Já nos livrámos dessa abencerragem que era para vir a ser o cartão do adepto, que visava a cadastragem dos delinquentes cuja única atividade ilícita era serem adeptos de futebol. Nada impede as autoridades de identificar e banir por uma larguíssima temporada os cidadãos que ontem invadiram o campo em Chaves – e não só não é preciso nenhum cartão do adepto para isso, basta o cartão de cidadão, como espero mesmo que tal venha a suceder. Falta agora que a Liga, a Federação Portuguesa de Futebol e o governo entendam que têm estado a apostar nas batalhas erradas. Esta é uma guerra que só se ganha a médio e longo prazo e de forma muito diferente da que tem sido adotada. Esta é uma guerra que não se ganha pela repressão preventiva mas sim pela formação. Porque a mim ninguém me convence que formar adeptos passa por enjaulá-los junto dos que defendem as mesmas cores, proibi-los de usar camisolas ou cachecóis dos seus clubes em zonas que não lhes pertencem e não só estimular como até validar comportamentos idiotas como os de se forçar um pai a levar um filho à bola em tronco nu, porque há uns atrasados mentais que marram com a camisola que o miúdo possa querer usar. Sei que isso é cada vez mais difícil num mundo que está polarizado, mas formar adeptos passa por integrar em vez de separar, por conduzi-los a aceitar o diferente e então, aí sim, por afastar os que não são capazes de o fazer. O caminho é o oposto ao da atual guetização, que só nos leva a um destino – o do ódio e medo ao diferente. Não queremos isso para o futebol. Já nos basta o caminho que leva a sociedade.

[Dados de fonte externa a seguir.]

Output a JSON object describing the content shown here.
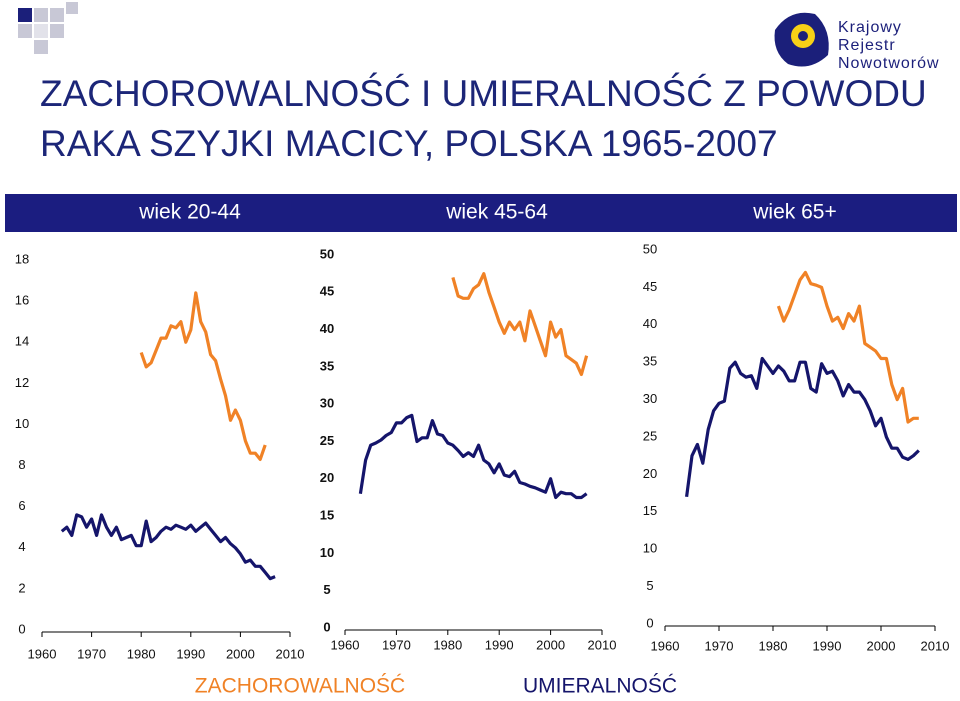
{
  "title_lines": [
    "ZACHOROWALNOŚĆ I UMIERALNOŚĆ Z POWODU",
    "RAKA SZYJKI MACICY, POLSKA 1965-2007"
  ],
  "logo": [
    "Krajowy",
    "Rejestr",
    "Nowotworów"
  ],
  "legend": [
    {
      "name": "ZACHOROWALNOŚĆ",
      "color": "#f08226"
    },
    {
      "name": "UMIERALNOŚĆ",
      "color": "#15156b"
    }
  ],
  "chart_data": [
    {
      "type": "line",
      "title": "wiek 20-44",
      "x": [
        1963,
        1964,
        1965,
        1966,
        1967,
        1968,
        1969,
        1970,
        1971,
        1972,
        1973,
        1974,
        1975,
        1976,
        1977,
        1978,
        1979,
        1980,
        1981,
        1982,
        1983,
        1984,
        1985,
        1986,
        1987,
        1988,
        1989,
        1990,
        1991,
        1992,
        1993,
        1994,
        1995,
        1996,
        1997,
        1998,
        1999,
        2000,
        2001,
        2002,
        2003,
        2004,
        2005,
        2006,
        2007
      ],
      "series": [
        {
          "color": "#f08226",
          "values": [
            null,
            null,
            null,
            null,
            null,
            null,
            null,
            null,
            null,
            null,
            null,
            null,
            null,
            null,
            null,
            null,
            null,
            13.5,
            12.8,
            13.0,
            13.6,
            14.2,
            14.2,
            14.8,
            14.7,
            15.0,
            14.0,
            14.6,
            16.4,
            15.0,
            14.5,
            13.4,
            13.1,
            12.2,
            11.4,
            10.2,
            10.7,
            10.2,
            9.2,
            8.6,
            8.6,
            8.3,
            9.0,
            null,
            null
          ]
        },
        {
          "color": "#15156b",
          "values": [
            null,
            4.8,
            5.0,
            4.6,
            5.6,
            5.5,
            5.0,
            5.4,
            4.6,
            5.6,
            5.0,
            4.6,
            5.0,
            4.4,
            4.5,
            4.6,
            4.1,
            4.1,
            5.3,
            4.3,
            4.5,
            4.8,
            5.0,
            4.9,
            5.1,
            5.0,
            4.9,
            5.1,
            4.8,
            5.0,
            5.2,
            4.9,
            4.6,
            4.3,
            4.5,
            4.2,
            4.0,
            3.7,
            3.3,
            3.4,
            3.1,
            3.1,
            2.8,
            2.5,
            2.6
          ]
        }
      ],
      "xlim": [
        1960,
        2010
      ],
      "xticks": [
        1960,
        1970,
        1980,
        1990,
        2000,
        2010
      ],
      "ylim": [
        0,
        18
      ],
      "yticks": [
        0,
        2,
        4,
        6,
        8,
        10,
        12,
        14,
        16,
        18
      ]
    },
    {
      "type": "line",
      "title": "wiek 45-64",
      "x": [
        1963,
        1964,
        1965,
        1966,
        1967,
        1968,
        1969,
        1970,
        1971,
        1972,
        1973,
        1974,
        1975,
        1976,
        1977,
        1978,
        1979,
        1980,
        1981,
        1982,
        1983,
        1984,
        1985,
        1986,
        1987,
        1988,
        1989,
        1990,
        1991,
        1992,
        1993,
        1994,
        1995,
        1996,
        1997,
        1998,
        1999,
        2000,
        2001,
        2002,
        2003,
        2004,
        2005,
        2006,
        2007
      ],
      "series": [
        {
          "color": "#f08226",
          "values": [
            null,
            null,
            null,
            null,
            null,
            null,
            null,
            null,
            null,
            null,
            null,
            null,
            null,
            null,
            null,
            null,
            null,
            null,
            47,
            44.5,
            44.2,
            44.2,
            45.5,
            46,
            47.5,
            45,
            43,
            41,
            39.5,
            41,
            40,
            41,
            38.5,
            42.5,
            40.5,
            38.5,
            36.5,
            41,
            39,
            40,
            36.5,
            36,
            35.5,
            34,
            36.5
          ]
        },
        {
          "color": "#15156b",
          "values": [
            18,
            22.5,
            24.5,
            24.8,
            25.2,
            25.8,
            26.2,
            27.5,
            27.5,
            28.2,
            28.5,
            25,
            25.5,
            25.5,
            27.8,
            26,
            25.8,
            24.8,
            24.5,
            23.8,
            23,
            23.5,
            23,
            24.5,
            22.5,
            22,
            20.8,
            22,
            20.5,
            20.3,
            21,
            19.5,
            19.3,
            19,
            18.8,
            18.5,
            18.2,
            20,
            17.5,
            18.2,
            18,
            18,
            17.5,
            17.5,
            18
          ]
        }
      ],
      "xlim": [
        1960,
        2010
      ],
      "xticks": [
        1960,
        1970,
        1980,
        1990,
        2000,
        2010
      ],
      "ylim": [
        0,
        50
      ],
      "yticks": [
        0,
        5,
        10,
        15,
        20,
        25,
        30,
        35,
        40,
        45,
        50
      ]
    },
    {
      "type": "line",
      "title": "wiek 65+",
      "x": [
        1963,
        1964,
        1965,
        1966,
        1967,
        1968,
        1969,
        1970,
        1971,
        1972,
        1973,
        1974,
        1975,
        1976,
        1977,
        1978,
        1979,
        1980,
        1981,
        1982,
        1983,
        1984,
        1985,
        1986,
        1987,
        1988,
        1989,
        1990,
        1991,
        1992,
        1993,
        1994,
        1995,
        1996,
        1997,
        1998,
        1999,
        2000,
        2001,
        2002,
        2003,
        2004,
        2005,
        2006,
        2007
      ],
      "series": [
        {
          "color": "#f08226",
          "values": [
            null,
            null,
            null,
            null,
            null,
            null,
            null,
            null,
            null,
            null,
            null,
            null,
            null,
            null,
            null,
            null,
            null,
            null,
            42.5,
            40.5,
            42,
            44,
            46,
            47,
            45.5,
            45.3,
            45,
            42.5,
            40.5,
            41,
            39.5,
            41.5,
            40.5,
            42.5,
            37.5,
            37,
            36.5,
            35.5,
            35.5,
            32,
            30,
            31.5,
            27,
            27.5,
            27.5
          ]
        },
        {
          "color": "#15156b",
          "values": [
            null,
            17,
            22.5,
            24,
            21.5,
            26,
            28.5,
            29.5,
            29.8,
            34.2,
            35,
            33.5,
            33,
            33.2,
            31.5,
            35.5,
            34.5,
            33.5,
            34.5,
            33.8,
            32.5,
            32.5,
            35,
            35,
            31.5,
            31,
            34.8,
            33.5,
            33.8,
            32.5,
            30.5,
            32,
            31,
            31,
            30,
            28.5,
            26.5,
            27.5,
            25,
            23.5,
            23.5,
            22.3,
            22,
            22.5,
            23.2
          ]
        }
      ],
      "xlim": [
        1960,
        2010
      ],
      "xticks": [
        1960,
        1970,
        1980,
        1990,
        2000,
        2010
      ],
      "ylim": [
        0,
        50
      ],
      "yticks": [
        0,
        5,
        10,
        15,
        20,
        25,
        30,
        35,
        40,
        45,
        50
      ]
    }
  ]
}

Com muita pena minha e a confiar nalguns amigos que assistiram ao jogo, tenho de dizer que acho lamentável o que se passou e que os prevaricadores sejam punidos exemplarmente, o que não entendo é como é que o jogo prosseguiu.
Em que Mundo vivem as instituições para negar o direito à legitima defesa e esperar que um atleta, por ser atleta, deve deixar que o "matem" porque defender-se é que é grave.
Eu pergunto até que ponto muitas desses disparates que são falados e bem, neste texto, não são obra de uma PSP com poder a mais, do que da Liga ou do Governo, à excepção do poder a mais que a PSP tem na gestão da segurança, não só no futebol, que o Governo permite. Agora isto cai em saco roto e ficamos à espera da descida de divisão do Chaves e manutenção do Estoril, porque para o Chaves vai mais uma multa e um castigo de jogos à porta fechada suspenso ad aeternum pelo TAD.